The Species-Area Relationship
The most robust empirical pattern in biogeography is the species-area relationship (SAR):
\[S = c A^z\]or equivalently, $\log S = \log c + z \log A$, where $S$ is species richness, $A$ is island area, $c$ is a taxon- and region-specific constant, and $z$ is the slope on a log-log plot.
Typical values of $z$:
| Context | $z$ range |
|---|---|
| True oceanic islands | $0.25$–$0.35$ |
| Habitat islands (fragments) | $0.20$–$0.35$ |
| Within continuous areas (species-area curves) | $0.10$–$0.18$ |
| Across continents (inter-provincial) | $\approx 0.65$ |
The steeper slope for true islands reflects the additional filtering imposed by overwater dispersal. The mechanistic explanation from MacArthur-Wilson is that both immigration and extinction rates depend on $A$ through their effects on population sizes.
Equilibrium Theory: Immigration and Extinction Rates
MacArthur and Wilson modeled species richness as a dynamic equilibrium. Let $P$ be the size of the mainland species pool and $S$ the number of species currently on the island.
Immigration rate $I(S)$: the rate at which new species (not yet on the island) arrive. When $S = 0$, all mainland species can arrive ($I$ is maximal). When $S = P$, no new species are possible ($I = 0$). A linear approximation:
\[I(S) = \lambda(P - S)\]where $\lambda$ is the per-species immigration rate.

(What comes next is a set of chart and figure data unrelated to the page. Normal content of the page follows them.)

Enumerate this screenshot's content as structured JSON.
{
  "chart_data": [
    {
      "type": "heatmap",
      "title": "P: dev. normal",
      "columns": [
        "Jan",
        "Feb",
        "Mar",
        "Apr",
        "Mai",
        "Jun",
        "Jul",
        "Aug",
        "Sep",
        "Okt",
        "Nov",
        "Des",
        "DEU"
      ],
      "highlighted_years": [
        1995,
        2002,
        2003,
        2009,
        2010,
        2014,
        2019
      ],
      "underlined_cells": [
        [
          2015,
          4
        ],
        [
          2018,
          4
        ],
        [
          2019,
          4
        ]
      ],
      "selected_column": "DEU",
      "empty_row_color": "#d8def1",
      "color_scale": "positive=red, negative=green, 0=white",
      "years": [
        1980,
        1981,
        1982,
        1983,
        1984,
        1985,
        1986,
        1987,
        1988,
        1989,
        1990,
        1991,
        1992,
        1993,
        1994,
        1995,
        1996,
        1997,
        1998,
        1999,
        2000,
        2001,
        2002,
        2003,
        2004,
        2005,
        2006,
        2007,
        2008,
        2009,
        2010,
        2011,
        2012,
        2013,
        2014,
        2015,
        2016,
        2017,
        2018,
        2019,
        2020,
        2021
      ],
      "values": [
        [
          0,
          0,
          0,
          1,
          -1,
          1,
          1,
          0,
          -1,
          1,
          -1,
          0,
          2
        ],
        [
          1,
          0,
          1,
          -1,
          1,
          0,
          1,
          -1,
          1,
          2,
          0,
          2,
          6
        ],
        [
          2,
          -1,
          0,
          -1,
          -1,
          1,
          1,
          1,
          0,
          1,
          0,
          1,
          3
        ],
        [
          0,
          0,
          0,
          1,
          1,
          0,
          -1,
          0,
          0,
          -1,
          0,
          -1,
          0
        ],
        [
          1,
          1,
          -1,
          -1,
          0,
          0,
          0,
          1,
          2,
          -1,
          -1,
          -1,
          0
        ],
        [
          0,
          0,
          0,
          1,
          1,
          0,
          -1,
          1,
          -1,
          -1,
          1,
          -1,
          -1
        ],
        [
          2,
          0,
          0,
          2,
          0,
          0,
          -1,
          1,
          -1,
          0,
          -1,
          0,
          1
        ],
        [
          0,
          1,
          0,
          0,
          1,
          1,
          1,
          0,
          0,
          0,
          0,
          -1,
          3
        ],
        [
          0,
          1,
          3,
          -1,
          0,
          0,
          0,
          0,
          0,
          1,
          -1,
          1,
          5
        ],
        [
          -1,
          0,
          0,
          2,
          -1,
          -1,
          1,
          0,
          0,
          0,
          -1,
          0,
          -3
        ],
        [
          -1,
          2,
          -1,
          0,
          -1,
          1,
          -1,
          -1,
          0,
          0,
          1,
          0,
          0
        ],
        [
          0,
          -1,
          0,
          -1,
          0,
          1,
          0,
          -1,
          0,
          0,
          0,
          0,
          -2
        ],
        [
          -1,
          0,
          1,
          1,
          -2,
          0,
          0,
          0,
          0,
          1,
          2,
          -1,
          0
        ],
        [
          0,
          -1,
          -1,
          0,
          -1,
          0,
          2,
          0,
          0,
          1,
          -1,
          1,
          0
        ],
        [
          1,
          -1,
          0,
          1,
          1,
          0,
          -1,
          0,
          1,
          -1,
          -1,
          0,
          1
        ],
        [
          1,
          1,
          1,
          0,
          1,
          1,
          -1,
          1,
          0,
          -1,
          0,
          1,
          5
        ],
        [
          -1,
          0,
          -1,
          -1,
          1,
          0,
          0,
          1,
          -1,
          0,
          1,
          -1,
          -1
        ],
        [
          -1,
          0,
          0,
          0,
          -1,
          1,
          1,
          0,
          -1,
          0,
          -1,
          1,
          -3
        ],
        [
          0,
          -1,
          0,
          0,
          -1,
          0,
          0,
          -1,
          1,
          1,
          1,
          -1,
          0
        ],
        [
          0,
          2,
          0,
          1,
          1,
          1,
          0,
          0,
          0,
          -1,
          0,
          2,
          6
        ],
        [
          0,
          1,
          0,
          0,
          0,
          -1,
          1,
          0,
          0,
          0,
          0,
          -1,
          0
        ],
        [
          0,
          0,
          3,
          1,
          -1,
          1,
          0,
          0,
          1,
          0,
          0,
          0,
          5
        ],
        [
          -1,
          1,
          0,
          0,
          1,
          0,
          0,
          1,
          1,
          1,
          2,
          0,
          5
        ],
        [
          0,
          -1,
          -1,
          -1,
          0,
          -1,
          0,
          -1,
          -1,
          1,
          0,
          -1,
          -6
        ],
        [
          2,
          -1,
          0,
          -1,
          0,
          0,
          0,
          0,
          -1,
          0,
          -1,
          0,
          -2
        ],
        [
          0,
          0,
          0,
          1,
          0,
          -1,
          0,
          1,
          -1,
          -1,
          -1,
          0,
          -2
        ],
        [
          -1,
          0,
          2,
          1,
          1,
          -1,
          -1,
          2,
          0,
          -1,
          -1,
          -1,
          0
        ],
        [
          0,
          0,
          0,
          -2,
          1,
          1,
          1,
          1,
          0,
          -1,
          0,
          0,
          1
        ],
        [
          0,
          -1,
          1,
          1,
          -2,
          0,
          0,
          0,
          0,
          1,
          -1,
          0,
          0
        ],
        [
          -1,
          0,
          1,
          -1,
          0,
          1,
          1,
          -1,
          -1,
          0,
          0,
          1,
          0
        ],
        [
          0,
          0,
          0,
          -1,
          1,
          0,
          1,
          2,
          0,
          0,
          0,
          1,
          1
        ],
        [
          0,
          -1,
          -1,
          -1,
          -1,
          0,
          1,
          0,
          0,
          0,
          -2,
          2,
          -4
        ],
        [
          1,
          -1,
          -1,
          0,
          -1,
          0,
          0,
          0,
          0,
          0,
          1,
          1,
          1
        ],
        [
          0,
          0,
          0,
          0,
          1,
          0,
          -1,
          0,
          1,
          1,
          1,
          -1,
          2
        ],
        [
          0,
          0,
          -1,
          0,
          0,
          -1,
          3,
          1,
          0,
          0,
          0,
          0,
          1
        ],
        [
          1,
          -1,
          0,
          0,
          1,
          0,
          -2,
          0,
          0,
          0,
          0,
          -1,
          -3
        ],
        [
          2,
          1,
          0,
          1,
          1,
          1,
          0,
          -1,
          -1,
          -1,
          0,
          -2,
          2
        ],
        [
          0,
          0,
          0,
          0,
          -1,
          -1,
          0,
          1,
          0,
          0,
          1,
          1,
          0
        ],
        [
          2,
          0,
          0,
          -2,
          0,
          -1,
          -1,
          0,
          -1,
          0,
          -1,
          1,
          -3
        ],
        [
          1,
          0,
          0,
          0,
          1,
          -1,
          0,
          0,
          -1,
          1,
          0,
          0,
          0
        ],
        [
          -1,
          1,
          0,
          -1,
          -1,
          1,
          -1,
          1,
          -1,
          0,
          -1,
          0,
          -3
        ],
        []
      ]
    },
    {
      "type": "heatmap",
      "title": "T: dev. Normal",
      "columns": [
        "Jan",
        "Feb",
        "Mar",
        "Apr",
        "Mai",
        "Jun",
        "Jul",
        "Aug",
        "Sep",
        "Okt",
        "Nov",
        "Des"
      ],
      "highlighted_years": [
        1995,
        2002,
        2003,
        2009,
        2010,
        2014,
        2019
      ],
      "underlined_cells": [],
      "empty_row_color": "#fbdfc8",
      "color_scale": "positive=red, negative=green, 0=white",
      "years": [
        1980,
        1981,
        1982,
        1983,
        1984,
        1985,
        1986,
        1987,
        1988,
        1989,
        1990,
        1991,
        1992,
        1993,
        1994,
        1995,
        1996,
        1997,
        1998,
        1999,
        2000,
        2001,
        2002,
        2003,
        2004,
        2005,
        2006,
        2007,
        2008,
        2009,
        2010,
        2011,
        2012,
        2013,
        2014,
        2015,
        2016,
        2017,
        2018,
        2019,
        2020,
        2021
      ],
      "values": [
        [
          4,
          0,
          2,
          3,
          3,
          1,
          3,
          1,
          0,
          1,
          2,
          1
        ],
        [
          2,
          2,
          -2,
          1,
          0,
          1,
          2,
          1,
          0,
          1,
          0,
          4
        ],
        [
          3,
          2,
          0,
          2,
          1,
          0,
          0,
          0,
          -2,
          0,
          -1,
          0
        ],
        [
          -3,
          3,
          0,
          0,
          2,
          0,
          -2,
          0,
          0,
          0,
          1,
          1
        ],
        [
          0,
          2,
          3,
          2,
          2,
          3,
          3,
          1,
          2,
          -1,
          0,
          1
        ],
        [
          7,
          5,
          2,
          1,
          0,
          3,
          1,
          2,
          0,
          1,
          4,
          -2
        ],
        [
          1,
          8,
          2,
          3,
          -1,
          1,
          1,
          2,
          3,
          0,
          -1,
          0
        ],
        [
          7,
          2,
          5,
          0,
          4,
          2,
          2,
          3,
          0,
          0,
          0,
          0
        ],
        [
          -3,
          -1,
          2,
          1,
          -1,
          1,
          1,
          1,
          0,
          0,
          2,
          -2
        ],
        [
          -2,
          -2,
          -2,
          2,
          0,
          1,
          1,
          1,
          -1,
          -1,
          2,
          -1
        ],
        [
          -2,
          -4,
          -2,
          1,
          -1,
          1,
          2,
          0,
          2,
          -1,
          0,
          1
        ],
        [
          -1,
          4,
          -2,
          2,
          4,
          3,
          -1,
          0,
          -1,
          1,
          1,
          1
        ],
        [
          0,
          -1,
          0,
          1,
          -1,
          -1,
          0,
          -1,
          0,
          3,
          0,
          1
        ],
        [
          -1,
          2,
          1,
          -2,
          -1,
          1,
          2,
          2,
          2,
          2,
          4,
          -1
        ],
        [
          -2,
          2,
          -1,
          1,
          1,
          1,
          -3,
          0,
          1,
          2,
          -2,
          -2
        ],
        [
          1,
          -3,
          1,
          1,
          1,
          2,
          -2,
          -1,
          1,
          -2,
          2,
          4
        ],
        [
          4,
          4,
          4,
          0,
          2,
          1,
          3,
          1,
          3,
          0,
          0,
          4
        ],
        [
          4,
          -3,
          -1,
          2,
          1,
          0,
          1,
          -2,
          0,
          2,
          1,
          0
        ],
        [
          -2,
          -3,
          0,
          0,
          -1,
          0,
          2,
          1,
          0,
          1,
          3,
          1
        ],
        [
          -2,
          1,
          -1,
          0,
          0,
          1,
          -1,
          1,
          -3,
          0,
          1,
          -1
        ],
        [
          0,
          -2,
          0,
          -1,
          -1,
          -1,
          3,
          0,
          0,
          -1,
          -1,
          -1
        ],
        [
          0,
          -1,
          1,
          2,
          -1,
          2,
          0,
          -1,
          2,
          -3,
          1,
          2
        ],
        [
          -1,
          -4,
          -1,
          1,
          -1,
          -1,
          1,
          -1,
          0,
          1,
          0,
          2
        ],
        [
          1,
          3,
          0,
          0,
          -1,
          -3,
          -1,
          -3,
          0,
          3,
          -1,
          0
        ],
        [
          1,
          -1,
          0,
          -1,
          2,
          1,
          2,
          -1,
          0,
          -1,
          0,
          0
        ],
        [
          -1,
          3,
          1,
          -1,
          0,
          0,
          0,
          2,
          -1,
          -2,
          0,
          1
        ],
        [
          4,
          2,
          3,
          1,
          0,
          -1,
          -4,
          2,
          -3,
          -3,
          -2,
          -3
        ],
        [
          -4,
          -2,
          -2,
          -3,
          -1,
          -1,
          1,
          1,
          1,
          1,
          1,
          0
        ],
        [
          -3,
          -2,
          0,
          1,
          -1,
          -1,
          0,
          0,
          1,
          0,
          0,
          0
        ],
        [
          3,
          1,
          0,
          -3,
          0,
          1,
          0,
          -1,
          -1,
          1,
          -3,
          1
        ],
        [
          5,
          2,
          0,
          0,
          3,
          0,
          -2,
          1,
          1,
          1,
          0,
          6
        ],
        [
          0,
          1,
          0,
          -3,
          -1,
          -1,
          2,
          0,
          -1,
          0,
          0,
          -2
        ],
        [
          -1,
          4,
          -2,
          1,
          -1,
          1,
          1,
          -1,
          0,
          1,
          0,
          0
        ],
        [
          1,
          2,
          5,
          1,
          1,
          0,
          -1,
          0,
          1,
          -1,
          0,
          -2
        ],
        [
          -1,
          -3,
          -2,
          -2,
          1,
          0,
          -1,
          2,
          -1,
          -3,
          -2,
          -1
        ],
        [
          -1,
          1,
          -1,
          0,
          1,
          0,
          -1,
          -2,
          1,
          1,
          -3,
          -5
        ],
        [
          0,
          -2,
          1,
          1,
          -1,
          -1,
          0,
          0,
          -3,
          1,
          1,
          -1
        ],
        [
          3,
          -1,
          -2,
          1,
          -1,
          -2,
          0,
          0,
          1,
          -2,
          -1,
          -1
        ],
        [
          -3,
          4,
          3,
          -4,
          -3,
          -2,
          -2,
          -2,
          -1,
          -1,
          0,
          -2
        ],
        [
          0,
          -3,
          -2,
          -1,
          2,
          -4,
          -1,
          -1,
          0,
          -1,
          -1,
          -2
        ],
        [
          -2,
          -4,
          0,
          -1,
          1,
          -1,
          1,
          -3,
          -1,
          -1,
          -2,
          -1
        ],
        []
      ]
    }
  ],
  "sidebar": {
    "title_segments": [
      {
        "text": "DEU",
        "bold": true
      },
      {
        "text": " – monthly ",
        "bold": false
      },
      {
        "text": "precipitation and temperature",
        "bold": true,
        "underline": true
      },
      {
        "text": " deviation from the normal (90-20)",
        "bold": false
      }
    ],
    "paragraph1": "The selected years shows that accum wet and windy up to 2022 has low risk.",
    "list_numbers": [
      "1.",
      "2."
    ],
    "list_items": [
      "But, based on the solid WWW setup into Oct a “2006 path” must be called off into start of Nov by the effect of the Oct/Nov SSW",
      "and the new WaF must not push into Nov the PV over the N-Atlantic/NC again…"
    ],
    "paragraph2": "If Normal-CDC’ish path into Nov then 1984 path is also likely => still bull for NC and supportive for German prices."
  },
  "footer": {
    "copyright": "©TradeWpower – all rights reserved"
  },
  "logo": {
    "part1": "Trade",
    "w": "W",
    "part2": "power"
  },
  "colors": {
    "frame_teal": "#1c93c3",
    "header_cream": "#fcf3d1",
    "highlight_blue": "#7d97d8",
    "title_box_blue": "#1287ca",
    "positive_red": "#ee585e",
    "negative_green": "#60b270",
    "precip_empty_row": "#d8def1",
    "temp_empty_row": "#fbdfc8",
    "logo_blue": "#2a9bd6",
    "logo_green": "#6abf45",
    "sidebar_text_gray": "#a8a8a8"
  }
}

Distance reduces $\lambda$: $\lambda \propto e^{-\alpha d}$ for distance $d$.
Extinction rate $E(S)$: the rate at which resident species go locally extinct. When $S = 0$, extinction is impossible. As $S$ increases, each species occupies smaller average populations, increasing extinction risk:
\[E(S) = \mu S\]where $\mu$ is the per-species extinction rate. Larger islands have smaller $\mu$ because they support larger populations: $\mu \propto A^{-\gamma}$.
Equilibrium species richness: setting $I(S^) = E(S^)$:
\[S^* = \frac{\lambda P}{\lambda + \mu}\]Species turnover at equilibrium: $T^* = I(S^) = E(S^) = \frac{\lambda\mu P}{\lambda + \mu}$. This predicted turnover—species replacement without change in $S$—was confirmed by Wilson and Simberloff’s mangrove island defaunation experiments in the Florida Keys (1969).
Distance and Area Effects
Both effects enter naturally:
- Distance effect: Far islands have lower $\lambda$ (fewer propagules arrive), so $S^_\text{far} < S^_\text{near}$ at the same area.
- Area effect: Large islands have lower $\mu$, so $S^_\text{large} > S^_\text{small}$ at the same distance.
These can be combined. With $\lambda = \lambda_0 e^{-\alpha d}$ and $\mu = \mu_0 / A^\gamma$:
\[S^* = \frac{\lambda_0 e^{-\alpha d}\,P}{\lambda_0 e^{-\alpha d} + \mu_0 A^{-\gamma}}\]This recovers the qualitative predictions of both the SAR and the distance effect, and unifies them in a single mechanistic expression.
Applications to Conservation: The SLOSS Debate
The theory sparked the SLOSS debate (Single Large Or Several Small): does one large reserve hold more species than several small reserves of the same total area? The SAR suggests the large reserve wins if $z > 0$, since:
\[S_\text{large}(nA) = c(nA)^z = c n^z A^z > n \cdot c A^z = n \cdot S_\text{small}(A)\]because $n^z < n$ for $z < 1$. However, the debate is more nuanced in practice: several small reserves may capture more habitat heterogeneity, reduce disease transmission, and hedge against catastrophe. Modern reserve design incorporates connectivity (dispersal corridors) alongside size, extending the MacArthur-Wilson framework into the metapopulation paradigm.